2008年02月28日
「埋蔵金は存在せず」 自民財革研が報告書
なんだか少しがっかりですね。
埋蔵金があったら…。
消費税増税への地ならし?
自民党の財政改革研究会(会長・与謝野馨前官房長官)は、特別会計や独立行政法人の積立金や資産に、利用可能な多額の資金が隠されているとする「埋蔵金」について「不要なものは国債の償還財源などに活用することがルール化されている」とし、埋蔵金は存在しないとする報告書をまとめた。埋蔵金をめぐっては、財政再建に向けて早期の増税を容認する考えと、埋蔵金を利用して増税を先送りするという両派で議論されていたが、財改研は埋蔵金に頼った財政再建が困難であることを示すことで、消費税増税に向けた地ならしとする狙いがあるとみられる。

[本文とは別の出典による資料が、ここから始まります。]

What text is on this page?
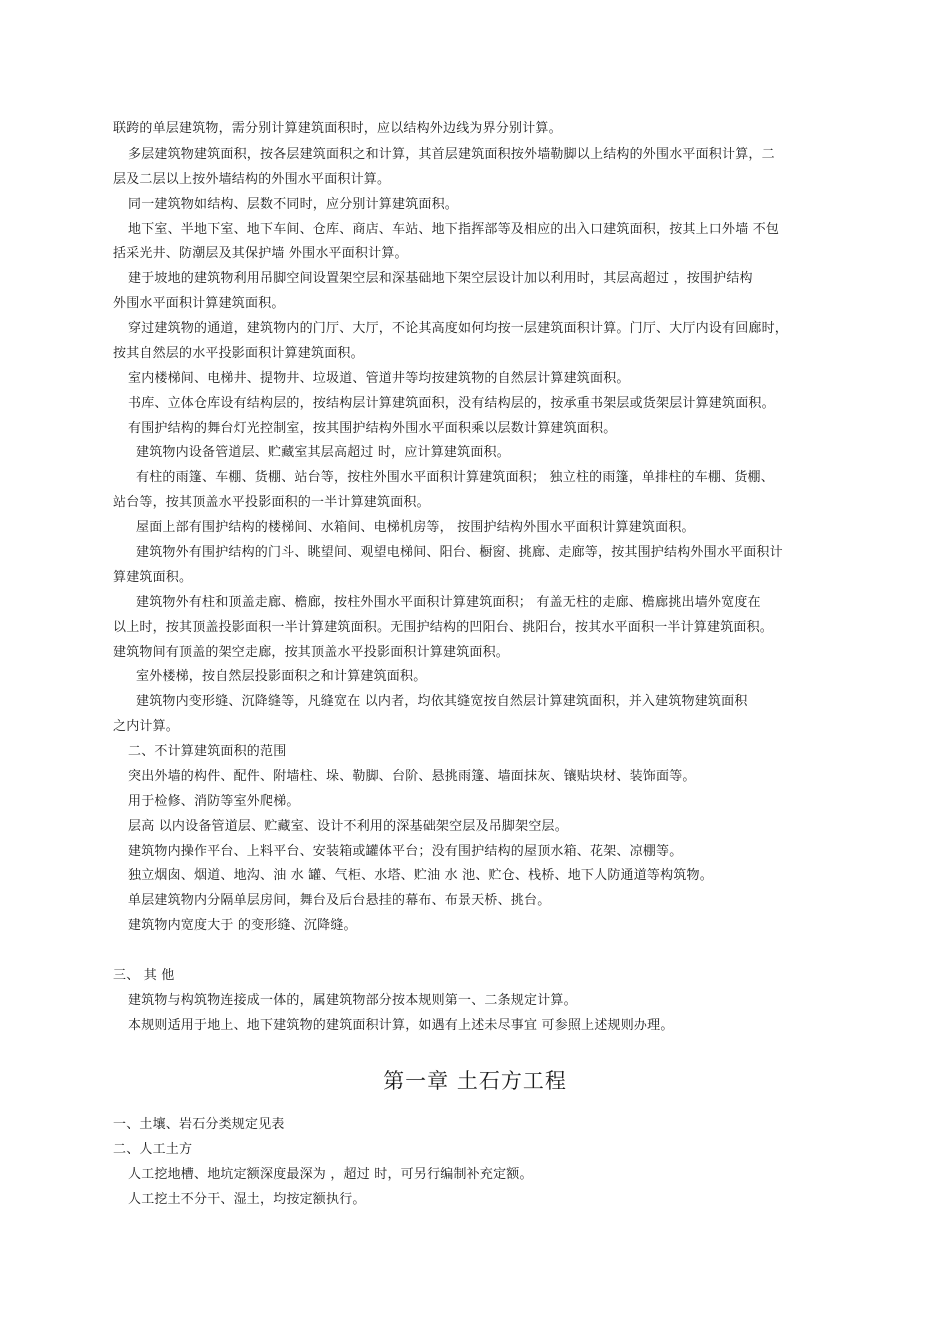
联跨的单层建筑物，需分别计算建筑面积时，应以结构外边线为界分别计算。

多层建筑物建筑面积，按各层建筑面积之和计算，其首层建筑面积按外墙勒脚以上结构的外围水平面积计算，二

层及二层以上按外墙结构的外围水平面积计算。

同一建筑物如结构、层数不同时，应分别计算建筑面积。

地下室、半地下室、地下车间、仓库、商店、车站、地下指挥部等及相应的出入口建筑面积，按其上口外墙 不包

括采光井、防潮层及其保护墙 外围水平面积计算。

建于坡地的建筑物利用吊脚空间设置架空层和深基础地下架空层设计加以利用时，其层高超过 ，按围护结构

外围水平面积计算建筑面积。

穿过建筑物的通道，建筑物内的门厅、大厅，不论其高度如何均按一层建筑面积计算。门厅、大厅内设有回廊时，

按其自然层的水平投影面积计算建筑面积。

室内楼梯间、电梯井、提物井、垃圾道、管道井等均按建筑物的自然层计算建筑面积。

书库、立体仓库设有结构层的，按结构层计算建筑面积，没有结构层的，按承重书架层或货架层计算建筑面积。

有围护结构的舞台灯光控制室，按其围护结构外围水平面积乘以层数计算建筑面积。

建筑物内设备管道层、贮藏室其层高超过 时，应计算建筑面积。

有柱的雨篷、车棚、货棚、站台等，按柱外围水平面积计算建筑面积； 独立柱的雨篷，单排柱的车棚、货棚、

站台等，按其顶盖水平投影面积的一半计算建筑面积。

屋面上部有围护结构的楼梯间、水箱间、电梯机房等， 按围护结构外围水平面积计算建筑面积。

建筑物外有围护结构的门斗、眺望间、观望电梯间、阳台、橱窗、挑廊、走廊等，按其围护结构外围水平面积计

算建筑面积。

建筑物外有柱和顶盖走廊、檐廊，按柱外围水平面积计算建筑面积； 有盖无柱的走廊、檐廊挑出墙外宽度在

以上时，按其顶盖投影面积一半计算建筑面积。无围护结构的凹阳台、挑阳台，按其水平面积一半计算建筑面积。

建筑物间有顶盖的架空走廊，按其顶盖水平投影面积计算建筑面积。

室外楼梯，按自然层投影面积之和计算建筑面积。

建筑物内变形缝、沉降缝等，凡缝宽在 以内者，均依其缝宽按自然层计算建筑面积，并入建筑物建筑面积

之内计算。

二、不计算建筑面积的范围

突出外墙的构件、配件、附墙柱、垛、勒脚、台阶、悬挑雨篷、墙面抹灰、镶贴块材、装饰面等。

用于检修、消防等室外爬梯。

层高 以内设备管道层、贮藏室、设计不利用的深基础架空层及吊脚架空层。

建筑物内操作平台、上料平台、安装箱或罐体平台；没有围护结构的屋顶水箱、花架、凉棚等。

独立烟囱、烟道、地沟、油 水 罐、气柜、水塔、贮油 水 池、贮仓、栈桥、地下人防通道等构筑物。

单层建筑物内分隔单层房间，舞台及后台悬挂的幕布、布景天桥、挑台。

建筑物内宽度大于 的变形缝、沉降缝。

三、 其 他

建筑物与构筑物连接成一体的，属建筑物部分按本规则第一、二条规定计算。

本规则适用于地上、地下建筑物的建筑面积计算，如遇有上述未尽事宜 可参照上述规则办理。

第一章 土石方工程

一、土壤、岩石分类规定见表

二、人工土方

人工挖地槽、地坑定额深度最深为 ，超过 时，可另行编制补充定额。

人工挖土不分干、湿土，均按定额执行。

報告書では、特会の積立金について「それぞれの目的に沿って積み立てられている」と強調。資産から負債を引いた差額を民主党が68兆円と主張したことに対しては「黒字の特会にのみ着目した計算。すべて合わせた差額は289兆円の赤字」と反論した。
独立行政法人に関しても「土地・建物などの資産のほとんどは研究施設や事務・事業のために使用されており、処分は困難」とするなど、財源を捻出(ねんしゅつ)する難しさを指摘した。

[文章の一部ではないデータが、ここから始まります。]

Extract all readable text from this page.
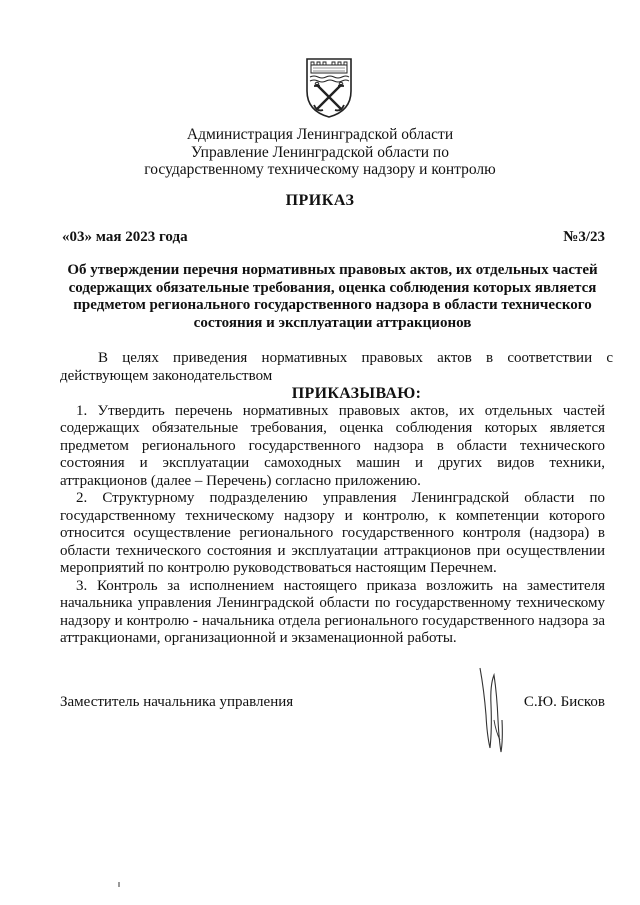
Администрация Ленинградской области
Управление Ленинградской области по
государственному техническому надзору и контролю
ПРИКАЗ
«03» мая 2023 года	№3/23
Об утверждении перечня нормативных правовых актов, их отдельных частей содержащих обязательные требования, оценка соблюдения которых является предметом регионального государственного надзора в области технического состояния и эксплуатации аттракционов

В целях приведения нормативных правовых актов в соответствии с действующем законодательством

ПРИКАЗЫВАЮ:

1. Утвердить перечень нормативных правовых актов, их отдельных частей содержащих обязательные требования, оценка соблюдения которых является предметом регионального государственного надзора в области технического состояния и эксплуатации самоходных машин и других видов техники, аттракционов (далее – Перечень) согласно приложению.

2. Структурному подразделению управления Ленинградской области по государственному техническому надзору и контролю, к компетенции которого относится осуществление регионального государственного контроля (надзора) в области технического состояния и эксплуатации аттракционов при осуществлении мероприятий по контролю руководствоваться настоящим Перечнем.

3. Контроль за исполнением настоящего приказа возложить на заместителя начальника управления Ленинградской области по государственному техническому надзору и контролю - начальника отдела регионального государственного надзора за аттракционами, организационной и экзаменационной работы.

Заместитель начальника управления	С.Ю. Бисков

園田博之座長は会合後「借金があれば金利もかかる。家に臨時収入があっても、使わずに返済に充てる方が家計として正しい」と強調。特会や積立金にたとえ余剰があっても、2008年度末で550兆円と巨額の残高を抱える国債の償還に充て、財政再建を進めるべきだとした。
財革研が埋蔵金の存在否定に躍起なのは、消費税論議で「埋蔵金を使えば増税を回避できる」とする自民党内の成長重視派や民主党の主張が説得力を持つことを警戒しているためだ。
埋蔵金論争は昨秋、財革研が、特会などのムダを省いて15兆円の財源を捻出するという民主党の政策を「霞が関埋蔵金伝説のたぐい」と批判したのが始まり。これに関連して中川秀直元幹事長が「40兆?50兆円の埋蔵金がある」と主張するなど、自民党内外で論議が過熱した。